Infographic: Macs No Longer Play A Leading Role At Apple
Confirming earlier reports, Apple officially announced a third product launch event for this fall, after holding separate events for new iPads and Apple Watches in September and the latest iPhones in October. The upcoming event headlined 'One More Thing' in reference to Steve Jobs' famous practice of saving best for last, will be held virtually on November 10 and is all but certain to be about new MacBooks using Apple's own chips as opposed to Intel processors, which Apple has been using since 2006.
In the recently ended fiscal year 2020, the company was formerly known as Apple Computer generated $28.6 billion in revenue selling what it was originally named after computers.
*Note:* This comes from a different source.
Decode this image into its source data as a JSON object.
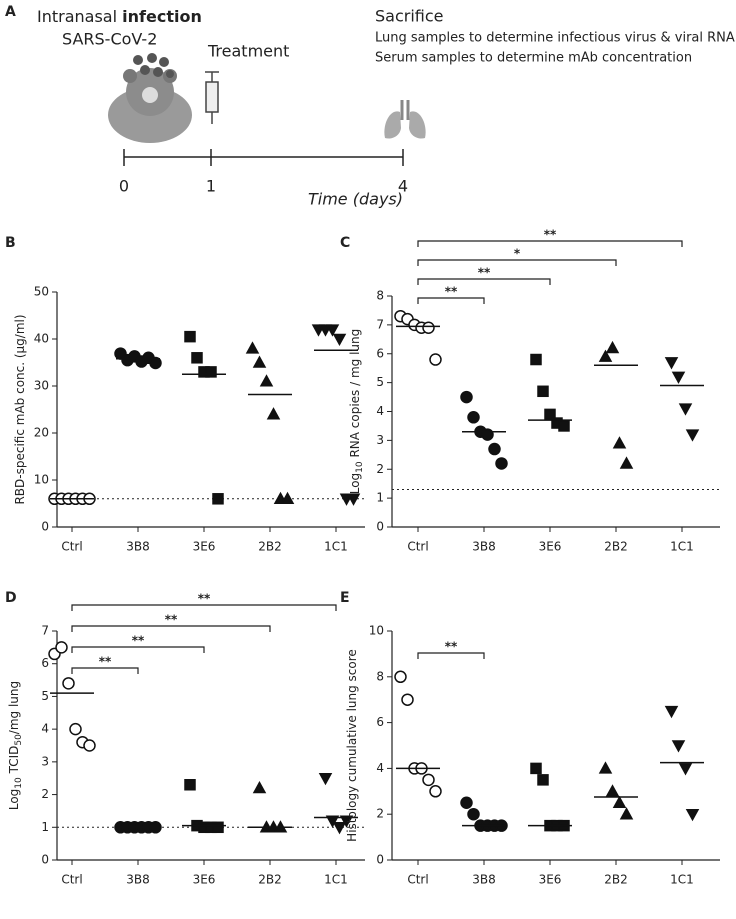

And while that makes Apple’s Mac business of 2020 more than four times as large as it was at the turn of the century, selling laptops and desktop computers are no longer as crucial to the company's overall success as it used to be. Mac sales may have quadrupled over the past two decades, but Apple’s total sales increased more than 30-fold over the same period.
While the release of the first iMac in 1998 marked the beginning of Steve Jobs’ second stint at Apple and the company's return to form, the Mac line has done little more than lay the groundwork for what makes Apple the most valuable company in the world two decades later. As the following chart illustrates, Mac computers gradually lost importance to Apple as the company introduced one blockbuster product after another (think iPod, iPhone, and iPad) in the first decade of the 21st century. In 2020, Mac sales accounted for just 10.4 percent of Apple’s total revenue, down from 86 percent in 2000.